Tout accident est par ailleurs porté à la connaissance du médecin de prévention qui doit remettre obligatoirement un rapport écrit à la commission de réforme dans certaines situations.
Quand y –a-t-il accident ?
Selon les tribunaux un accident du travail pour être considéré comme tel doit répondre à plusieurs critères :
- la soudaineté de l’événement ou d’une série d’événements survenus à une date certaine (c’est l’événement soudain qu’on peut dater qui différencie l’accident de la maladie professionnelle.
- l’existence d’une lésion qui peut être physique (externe comme une coupure, ou interne comme un infarctus, un malaise), ou psychique (choc émotionnel suite à un entretien qui s’est mal passé, altercation avec un collègue), la lésion peut également être une douleur,
- l’accident doit survenir par le fait ou à l’occasion du travail.
Précision importante pour la fonction publique : il n’existe pas de délai réglementaire pour formuler une demande de reconnaissance de l’imputabilité d’un accident ou d’une maladie (imputable au service) ce qui signifie que bien après l’accident (ou la maladie) l’agent peut demander que ceux-ci soient reconnus imputables au service.
Solidaires Finances publiques entend faire bouger les lignes sur ces questions où les directions freinent des quatre fers pour reconnaitre des pathologies psychiques liées au travail (accidents ou maladie imputable au service), dans un domaine où la fonction publique accuse par ailleurs un retard important. A la différence du secteur privé un fonctionnaire doit prouver le lien de l’accident avec le travail. A la lumière de décisions récentes du Conseil d’Etat (voir l’Unité n° 1033 du 16 septembre 2014) Solidaires Fonction publique s’est adressé à deux reprises à la Ministre de la fonction publique pour qu’elle fasse évoluer les droits des fonctionnaires et qu’elle « engage une révision de la notion d’accident de service dans la fonction publique, pour qu’elle soit formalisée juridiquement dans le sens d’un alignement sur le régime général ».

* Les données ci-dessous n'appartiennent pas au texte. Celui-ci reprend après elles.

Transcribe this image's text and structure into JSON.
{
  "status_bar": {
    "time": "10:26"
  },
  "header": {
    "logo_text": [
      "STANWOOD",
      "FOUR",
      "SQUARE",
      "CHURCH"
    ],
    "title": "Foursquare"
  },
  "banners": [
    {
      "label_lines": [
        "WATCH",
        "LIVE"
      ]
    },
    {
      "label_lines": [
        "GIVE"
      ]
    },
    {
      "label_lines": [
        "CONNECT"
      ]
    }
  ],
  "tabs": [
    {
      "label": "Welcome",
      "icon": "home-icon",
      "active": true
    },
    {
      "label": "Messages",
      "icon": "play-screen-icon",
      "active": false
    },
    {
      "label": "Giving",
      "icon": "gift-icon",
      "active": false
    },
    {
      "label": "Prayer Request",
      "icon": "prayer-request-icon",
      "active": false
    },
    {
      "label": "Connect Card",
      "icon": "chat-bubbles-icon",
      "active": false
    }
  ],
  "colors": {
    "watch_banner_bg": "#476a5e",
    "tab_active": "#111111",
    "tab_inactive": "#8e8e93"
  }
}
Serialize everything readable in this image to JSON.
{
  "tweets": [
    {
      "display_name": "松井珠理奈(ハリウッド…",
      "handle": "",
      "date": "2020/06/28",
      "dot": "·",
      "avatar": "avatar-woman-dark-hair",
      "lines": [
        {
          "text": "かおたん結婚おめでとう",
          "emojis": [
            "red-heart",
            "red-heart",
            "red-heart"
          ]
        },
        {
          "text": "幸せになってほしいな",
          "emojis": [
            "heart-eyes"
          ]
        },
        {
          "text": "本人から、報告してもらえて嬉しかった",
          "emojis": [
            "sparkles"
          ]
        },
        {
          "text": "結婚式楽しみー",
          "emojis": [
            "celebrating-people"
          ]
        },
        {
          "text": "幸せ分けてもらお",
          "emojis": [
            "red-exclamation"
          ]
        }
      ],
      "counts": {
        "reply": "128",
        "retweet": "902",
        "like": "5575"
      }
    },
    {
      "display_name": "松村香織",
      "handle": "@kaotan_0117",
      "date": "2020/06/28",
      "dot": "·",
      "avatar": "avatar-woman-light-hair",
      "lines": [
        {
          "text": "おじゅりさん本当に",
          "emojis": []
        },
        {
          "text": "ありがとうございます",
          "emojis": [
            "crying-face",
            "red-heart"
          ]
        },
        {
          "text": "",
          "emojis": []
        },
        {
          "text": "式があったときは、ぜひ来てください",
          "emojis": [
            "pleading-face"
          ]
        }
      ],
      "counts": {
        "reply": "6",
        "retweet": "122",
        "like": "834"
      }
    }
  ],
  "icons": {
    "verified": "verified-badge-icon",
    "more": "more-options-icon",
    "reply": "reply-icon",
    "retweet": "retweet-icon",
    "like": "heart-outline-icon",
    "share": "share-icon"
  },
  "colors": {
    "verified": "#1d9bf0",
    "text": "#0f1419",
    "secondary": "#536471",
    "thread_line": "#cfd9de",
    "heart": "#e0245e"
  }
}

Dernière minute et faut-il y voir un lien avec notre interpellation ? La ministre de la Fonction publique vient d’annoncer une nouvelle concertation sur la santé et la sécurité au travail portant sur les quatre thèmes suivants : les acteurs et instances de prévention ; le reclassement, l’inaptitude, les instances médicales et les accidents et maladies professionnels ; les risques professionnels ; la pénibilité.